Текст книги "Кокон"
Автор книги: Олег Хафизов
Жанр:
Современная проза
сообщить о нарушении
Текущая страница: 5 (всего у книги 6 страниц)
АГОНИЯ
Мой друг сказал мне незадолго до смерти: “Я совсем ничего не помню. Даже не помню, как первый раз ебал жену”. Ему было тридцать пять лет, как Хафизову сейчас, и с тех пор я воспринимаю такую амнезию как знак отмирания, отплывания, отъединения.
Хафизов как раз неплохо помнил первую встречу с первой женой, помнил последнюю ночь с этой, уже ненужной женщиной, но последнего своего дня со второй женой, последней ночи, последнего разговора…
Судьба словно подкралась сзади и ударила его палкой по голове. А последнее событие в памяти относится к нескольким минутам до удара.
Елена казалась все вульгарнее, все мельче с ее благородными рассуждениями о себе, и тема совместного проживания становилась все навязчивее. Чем упорнее она доказывала, что она не такая и на самом деле может быть идеальной женой, тем очевиднее становилось, что именно такая, а по некоторым признакам и хуже предыдущих. Под постоянным наблюдением ее красота несколько облупилась, хотя телесная тяга от привычки только росла. Семья Хафизова, очевидно, закончилась, но переходить надо было не из одной клетки в другую, а на простор, на свежий ветер.
Учуяв такое дело, Елена выбрала самое надежное оружие, ревность, которая вскользь задела цель, отлетела рикошетом обратно и угробила эту непереносимую любовь в целом, к общему удовольствию заинтересованных сторон.
В ходе любовных встреч, которые сводились к хождениям по знакомым в поисках койки, выяснилось, что Елена живет неподалеку от Аньки, и, как ни противно было видеть дружелюбную харю предполагаемого любовника своей жены, более подходящего места для безопасных случек, увы, не было. Это было настолько удобно, настолько рядом, что, в конце концов, Елена сделалась чем-то вроде Анькиной подруги и зачастила в этот дом, всегда полный похотливой молодежи.
Однажды у Аньки набралось довольно много всякого полутворческого люда. Водку пили на кухне – кто за столом, кто на полу, кто на подоконнике, кто на коленях чужого мужа. Не успел Хафизов закусить, как сзади на него навалилась бойкая, рыжая, яркая сибирская девка, она занавесила его своими пышными волосами и стала целовать большим, мокрым, бесстыжим ртом. К сожалению, ничего путного с Сибирячкой не вышло, их заигрывания сошли на нет, но ревнивая Елена взбесилась и демонстративно удалилась в соседнюю комнату с афганским чернобыльцем
Петей, о котором раньше говорила, что прикоснуться к такому идиоту противно (и я просто не представляю себе, как твоя жена может с ним спать). Они находились за стеной достаточно долго, а когда Елена, наконец, явилась, – Хафизов только и ждал этого, чтобы не уйти зазря, – он попрощался со своей подругой по двойному несчастью, вечно траурной Анькой, и отправился домой, не удостоив любовницу прощанием, несмотря на виноватый вид.

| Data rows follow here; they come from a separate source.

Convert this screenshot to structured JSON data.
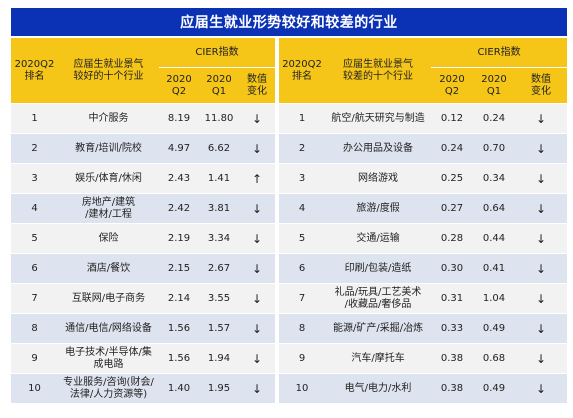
{
  "title": "应届生就业形势较好和较差的行业",
  "headers": {
    "rank": "2020Q2\n排名",
    "good_industry": "应届生就业景气\n较好的十个行业",
    "bad_industry": "应届生就业景气\n较差的十个行业",
    "cier": "CIER指数",
    "q2": "2020\nQ2",
    "q1": "2020\nQ1",
    "change": "数值\n变化"
  },
  "good": [
    {
      "rank": "1",
      "industry": "中介服务",
      "q2": "8.19",
      "q1": "11.80",
      "change": "↓"
    },
    {
      "rank": "2",
      "industry": "教育/培训/院校",
      "q2": "4.97",
      "q1": "6.62",
      "change": "↓"
    },
    {
      "rank": "3",
      "industry": "娱乐/体育/休闲",
      "q2": "2.43",
      "q1": "1.41",
      "change": "↑"
    },
    {
      "rank": "4",
      "industry": "房地产/建筑\n/建材/工程",
      "q2": "2.42",
      "q1": "3.81",
      "change": "↓"
    },
    {
      "rank": "5",
      "industry": "保险",
      "q2": "2.19",
      "q1": "3.34",
      "change": "↓"
    },
    {
      "rank": "6",
      "industry": "酒店/餐饮",
      "q2": "2.15",
      "q1": "2.67",
      "change": "↓"
    },
    {
      "rank": "7",
      "industry": "互联网/电子商务",
      "q2": "2.14",
      "q1": "3.55",
      "change": "↓"
    },
    {
      "rank": "8",
      "industry": "通信/电信/网络设备",
      "q2": "1.56",
      "q1": "1.57",
      "change": "↓"
    },
    {
      "rank": "9",
      "industry": "电子技术/半导体/集\n成电路",
      "q2": "1.56",
      "q1": "1.94",
      "change": "↓"
    },
    {
      "rank": "10",
      "industry": "专业服务/咨询(财会/\n法律/人力资源等)",
      "q2": "1.40",
      "q1": "1.95",
      "change": "↓"
    }
  ],
  "bad": [
    {
      "rank": "1",
      "industry": "航空/航天研究与制造",
      "q2": "0.12",
      "q1": "0.24",
      "change": "↓"
    },
    {
      "rank": "2",
      "industry": "办公用品及设备",
      "q2": "0.24",
      "q1": "0.70",
      "change": "↓"
    },
    {
      "rank": "3",
      "industry": "网络游戏",
      "q2": "0.25",
      "q1": "0.34",
      "change": "↓"
    },
    {
      "rank": "4",
      "industry": "旅游/度假",
      "q2": "0.27",
      "q1": "0.64",
      "change": "↓"
    },
    {
      "rank": "5",
      "industry": "交通/运输",
      "q2": "0.28",
      "q1": "0.44",
      "change": "↓"
    },
    {
      "rank": "6",
      "industry": "印刷/包装/造纸",
      "q2": "0.30",
      "q1": "0.41",
      "change": "↓"
    },
    {
      "rank": "7",
      "industry": "礼品/玩具/工艺美术\n/收藏品/奢侈品",
      "q2": "0.31",
      "q1": "1.04",
      "change": "↓"
    },
    {
      "rank": "8",
      "industry": "能源/矿产/采掘/冶炼",
      "q2": "0.33",
      "q1": "0.49",
      "change": "↓"
    },
    {
      "rank": "9",
      "industry": "汽车/摩托车",
      "q2": "0.38",
      "q1": "0.68",
      "change": "↓"
    },
    {
      "rank": "10",
      "industry": "电气/电力/水利",
      "q2": "0.38",
      "q1": "0.49",
      "change": "↓"
    }
  ]
}
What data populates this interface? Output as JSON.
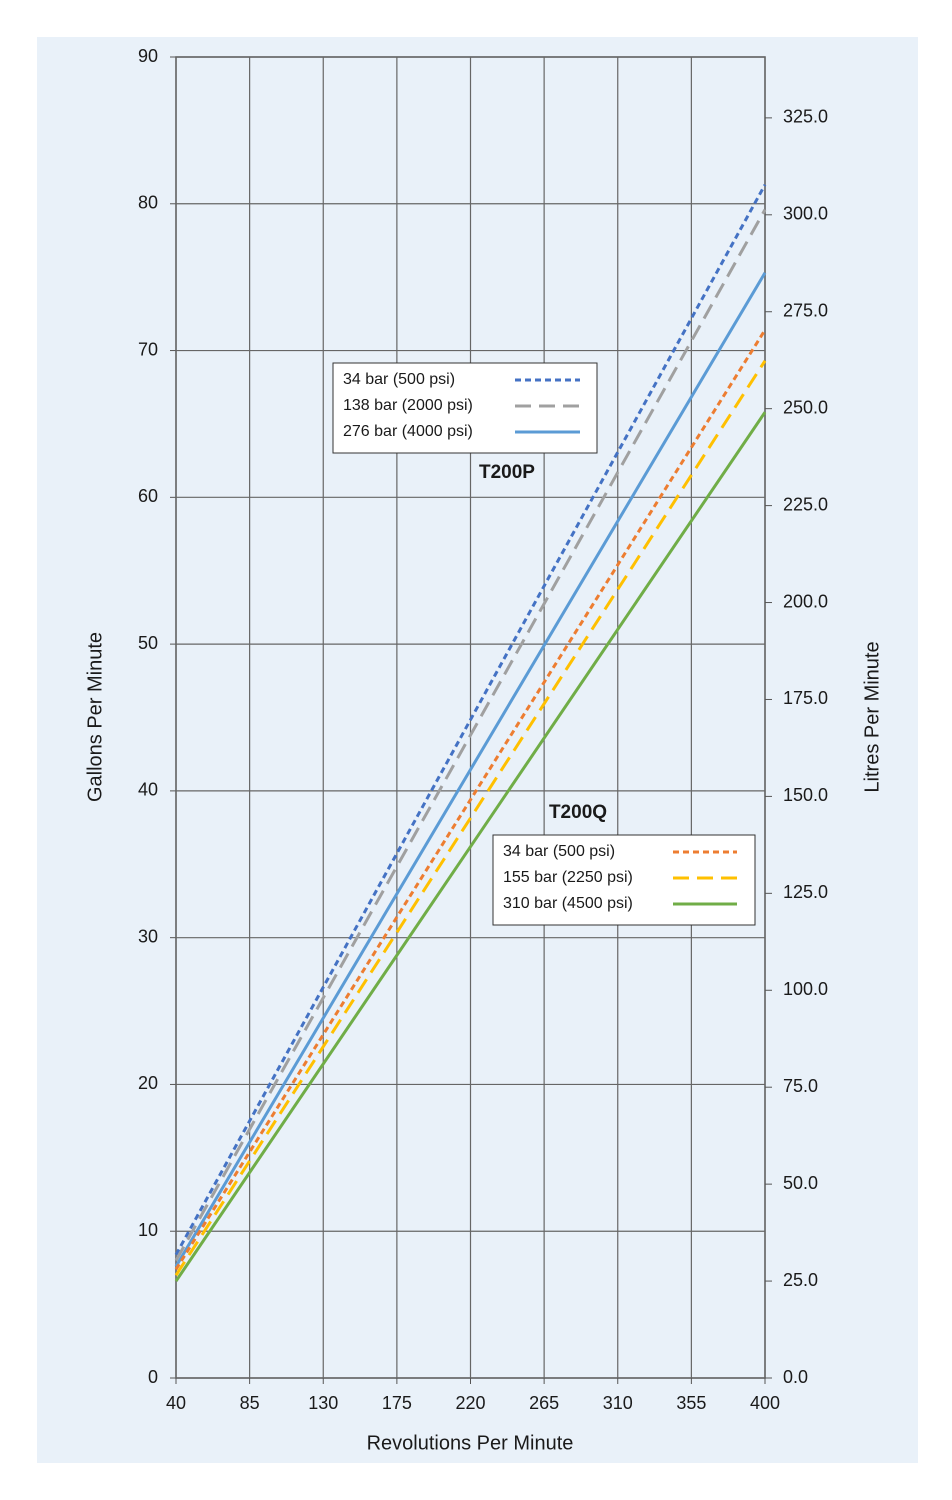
{
  "chart_data": {
    "type": "line",
    "x_label": "Revolutions Per Minute",
    "y_label": "Gallons Per Minute",
    "y2_label": "Litres Per Minute",
    "x": [
      40,
      400
    ],
    "xlim": [
      40,
      400
    ],
    "xticks": [
      40,
      85,
      130,
      175,
      220,
      265,
      310,
      355,
      400
    ],
    "ylim": [
      0,
      90
    ],
    "yticks": [
      0,
      10,
      20,
      30,
      40,
      50,
      60,
      70,
      80,
      90
    ],
    "y2lim": [
      0,
      340.7
    ],
    "y2ticks": [
      {
        "value": 0,
        "label": "0.0"
      },
      {
        "value": 25,
        "label": "25.0"
      },
      {
        "value": 50,
        "label": "50.0"
      },
      {
        "value": 75,
        "label": "75.0"
      },
      {
        "value": 100,
        "label": "100.0"
      },
      {
        "value": 125,
        "label": "125.0"
      },
      {
        "value": 150,
        "label": "150.0"
      },
      {
        "value": 175,
        "label": "175.0"
      },
      {
        "value": 200,
        "label": "200.0"
      },
      {
        "value": 225,
        "label": "225.0"
      },
      {
        "value": 250,
        "label": "250.0"
      },
      {
        "value": 275,
        "label": "275.0"
      },
      {
        "value": 300,
        "label": "300.0"
      },
      {
        "value": 325,
        "label": "325.0"
      }
    ],
    "grid": true,
    "groups": [
      {
        "name": "T200P",
        "series": [
          {
            "name": "34 bar (500 psi)",
            "color": "#4472c4",
            "dash": "short",
            "values": [
              8.4,
              81.3
            ]
          },
          {
            "name": "138 bar (2000 psi)",
            "color": "#a0a0a0",
            "dash": "long",
            "values": [
              8.0,
              79.6
            ]
          },
          {
            "name": "276 bar (4000 psi)",
            "color": "#5b9bd5",
            "dash": "solid",
            "values": [
              7.6,
              75.3
            ]
          }
        ]
      },
      {
        "name": "T200Q",
        "series": [
          {
            "name": "34 bar (500 psi)",
            "color": "#ed7d31",
            "dash": "short",
            "values": [
              7.4,
              71.4
            ]
          },
          {
            "name": "155 bar (2250 psi)",
            "color": "#ffc000",
            "dash": "long",
            "values": [
              7.0,
              69.3
            ]
          },
          {
            "name": "310 bar (4500 psi)",
            "color": "#70ad47",
            "dash": "solid",
            "values": [
              6.6,
              65.8
            ]
          }
        ]
      }
    ]
  }
}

Этот хороший поступок дался Хафизову не так легко, как хотелось бы. Часов до трех ночи в голове змеились бесконечно расширяющиеся хороводы мыслей о том, чем она может заниматься в его отсутствие, и бесполезно было увещевать, перекрикивать их мудрыми доводами, что, мол, все равно ты решил ее бросать и тебе должно быть все равно, чем, где и когда она будет заниматься в этой и последующих жизнях, – скорее это забота ее мужа, которому, он возвращает ее из проката. И тут незадачливый Стаутман, как ни странно, пришел на помощь его истерзанному мозгу. Он помог соорудить шаткую, но годную на худой конец гипотезу насчет того, что Елена не посмеет остаться у Аньки на ночь, убоявшись мужа своего.

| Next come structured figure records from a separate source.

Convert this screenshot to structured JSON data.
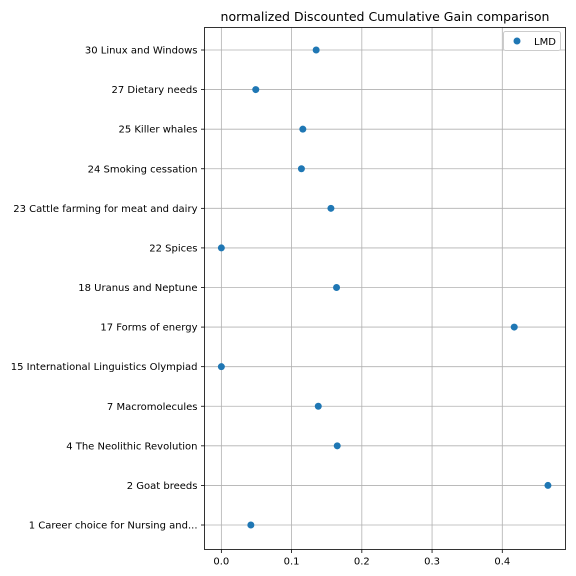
{
  "chart_data": {
    "type": "scatter",
    "title": "normalized Discounted Cumulative Gain comparison",
    "xlabel": "",
    "ylabel": "",
    "xlim": [
      -0.024,
      0.49
    ],
    "xticks": [
      0.0,
      0.1,
      0.2,
      0.3,
      0.4
    ],
    "xtick_labels": [
      "0.0",
      "0.1",
      "0.2",
      "0.3",
      "0.4"
    ],
    "grid": true,
    "legend_position": "top-right",
    "categories": [
      "30 Linux and Windows",
      "27 Dietary needs",
      "25 Killer whales",
      "24 Smoking cessation",
      "23 Cattle farming for meat and dairy",
      "22 Spices",
      "18 Uranus and Neptune",
      "17 Forms of energy",
      "15 International Linguistics Olympiad",
      "7 Macromolecules",
      "4 The Neolithic Revolution",
      "2 Goat breeds",
      "1 Career choice for Nursing and..."
    ],
    "series": [
      {
        "name": "LMD",
        "color": "#1f77b4",
        "values": [
          0.135,
          0.049,
          0.116,
          0.114,
          0.156,
          0.0,
          0.164,
          0.417,
          0.0,
          0.138,
          0.165,
          0.465,
          0.042
        ]
      }
    ]
  }
}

Однако с первыми проблесками сознания чертова любовь стала припекать с новой силой, и Хафизов, ругая себя и свои торопливые ноги, срывающиеся на бег, раньше чем свет бросился к Аньке.
Все гости лежали по местам: мальчик к мальчику, девочка к девочке, но, сами понимаете, это ни о чем не говорило. Не спрашивая о Елене, как будто она интересовала его меньше всех, он сел в кресло, закурил и стал осыпать выморочными утренними каламбурами похмельные головы недоспавших девушек. Тем временем из кладовой появился Петя, а из другой двери – припухшая, виноватая, непростительно круглолицая Елена в своих джинсах в талию, которые он когда-то любил, а теперь узнавал на каждой торговке, и пестреньком свитере, подчеркивающем развитые плечи, которые могли быть и поуже.
Нет, я не помню последней ночи Хафизова со второй женой, моя отшибленная кошмаром непрерывного скандала память выдает вместо нее сплошное бельмо, пятно небытия гораздо худшего, чем черная дыра слепоты. Худшего даже, чем ничто. Но последнюю встречу с Еленой я запомнил, потому что она недозрела.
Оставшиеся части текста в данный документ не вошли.